En 1968, Lewis Binford reprend les théories de Braidwood. S’appuyant non plus seulement sur l’Asie Mineure, mais aussi sur l’Amérique, il développe une théorie suivant laquelle la prédation aurait provoqué une rupture d’équilibre entre les ressources naturelles et la démographie. L’homme est alors condamné à assumer lui-même quelques-unes des fonctions de la nature pour endiguer cette crise écologique.

Les préhistoriens connaissent au moins deux zones nucléaires certaines : le Proche-Orient et l’Amérique centrale. Cependant, il apparaît de plus en plus évident que le Sud-Est asiatique constitue une troisième zone d’invention de l’agriculture.

L’agriculture du Nouveau Monde repose sur deux traditions divergentes : la première, caractéristique du sud de l’Amérique centrale, est fondée sur la reproduction « végétative », c’est-à-dire par boutures. Les produits donnent des fécules et du sucre, peu de protéines et de graisses (cas du manioc et de la patate douce). La seconde, fondée sur la plantation des graines, est plus septentrionale. Il est possible que ces traditions soient issues de deux inventions indépendantes. Notons que certains américanistes contestent actuellement l’importance du maïs par rapport aux autres plantes comme base alimentaire. La technique de défrichement employée est l’essartage.

Parmi les premières plantes choisies par l’homme en Amérique centrale pour être cultivées, citons l’amarante et le chénopode apparenté au « quinoa » andin.

Aux alentours de 1400 av. J.-C., l’économie repose sur les trois éléments suivants : maïs, courges, haricots. La courge est plus ancienne que le maïs et le haricot. Elle était vraisemblablement cultivée pour les protéines de ses graines, mais les fleurs et les feuilles étaient aussi consommées. Le maïs est le résultat d’un croisement entre le maïs sauvage et le téosinte. Le haricot, riche en protéine, constituait un appoint important en raison de l’absence d’animaux domestiques.
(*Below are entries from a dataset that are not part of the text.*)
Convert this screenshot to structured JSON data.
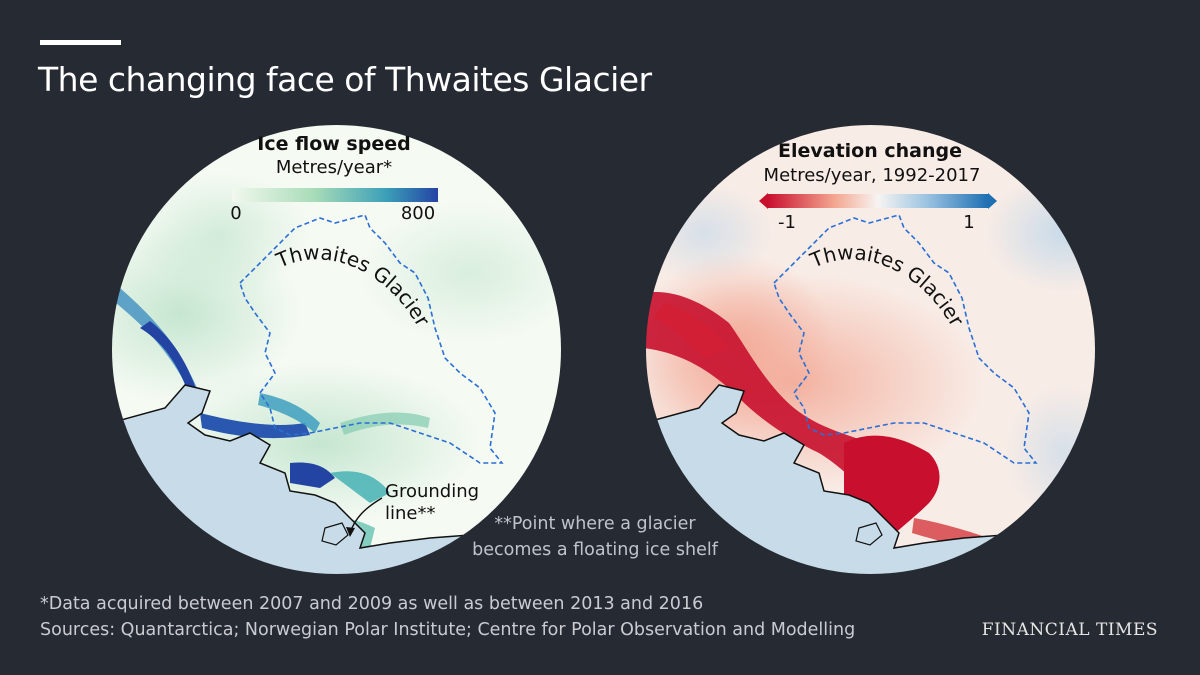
{
  "title": "The changing face of Thwaites Glacier",
  "left_map": {
    "legend_title": "Ice flow speed",
    "legend_subtitle": "Metres/year*",
    "scale_min": "0",
    "scale_max": "800",
    "scale_colors": [
      "#f2f8ee",
      "#a8dcb8",
      "#3b9fb8",
      "#2444a4"
    ],
    "glacier_label": "Thwaites Glacier",
    "grounding_label_line1": "Grounding",
    "grounding_label_line2": "line**"
  },
  "right_map": {
    "legend_title": "Elevation change",
    "legend_subtitle": "Metres/year, 1992-2017",
    "scale_min": "-1",
    "scale_max": "1",
    "scale_colors": [
      "#c8102e",
      "#f3a58f",
      "#f7f4f2",
      "#9cc4e2",
      "#1f6fb3"
    ],
    "glacier_label": "Thwaites Glacier"
  },
  "grounding_note_line1": "**Point where a glacier",
  "grounding_note_line2": "becomes a floating ice shelf",
  "footnote": "*Data acquired between 2007 and 2009 as well as between 2013 and 2016",
  "sources": "Sources: Quantarctica; Norwegian Polar Institute; Centre for Polar Observation and Modelling",
  "brand": "FINANCIAL TIMES",
  "colors": {
    "background": "#262a33",
    "ocean": "#c7dce8",
    "boundary": "#2a6fd6"
  }
}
La zone du Sud-Est asiatique est l’objet d’études intensives. Les spécialistes remettent en question bien des idées acquises et critiquent sévèrement les schémas évolutifs des économies productives proposés jusque-là. Dès 1945, A. G. Haudricourt et L. Hedin avaient placé un foyer indo-océanien d’origine de l’agriculture et de domestication des plantes. Carl Ortwin Sauer, en 1952, reprend l’idée et fait de ce centre l’un des plus anciens. L’environnement végétal, dans cette partie du monde, est exceptionnellement riche. Pierre Gourou (1966) a parlé d’une véritable « civilisation du végétal ». Pour Jacques Barrau (1970), le monde occidental appartient à une civilisation céréalicultrice et bouvière ; aussi acceptons-nous volontiers l’idée d’une grande révolution agricole et « civilisatrice » ayant pris naissance dans le Croissant fertile du VIIIe millénaire. Là furent domestiquées, notamment, nos céréales, aliments végétaux nobles par excellence à nos yeux. S’il est exact que l’apparition de ces denrées agricoles, sèches, aisément divisibles, propres aux échanges commerciaux et au stockage, permit une transformation profonde du mode de vie humain, l’interprétation sommaire d’un tel événement conduit trop souvent à des conclusions hâtives, manifestement ethnocentriques.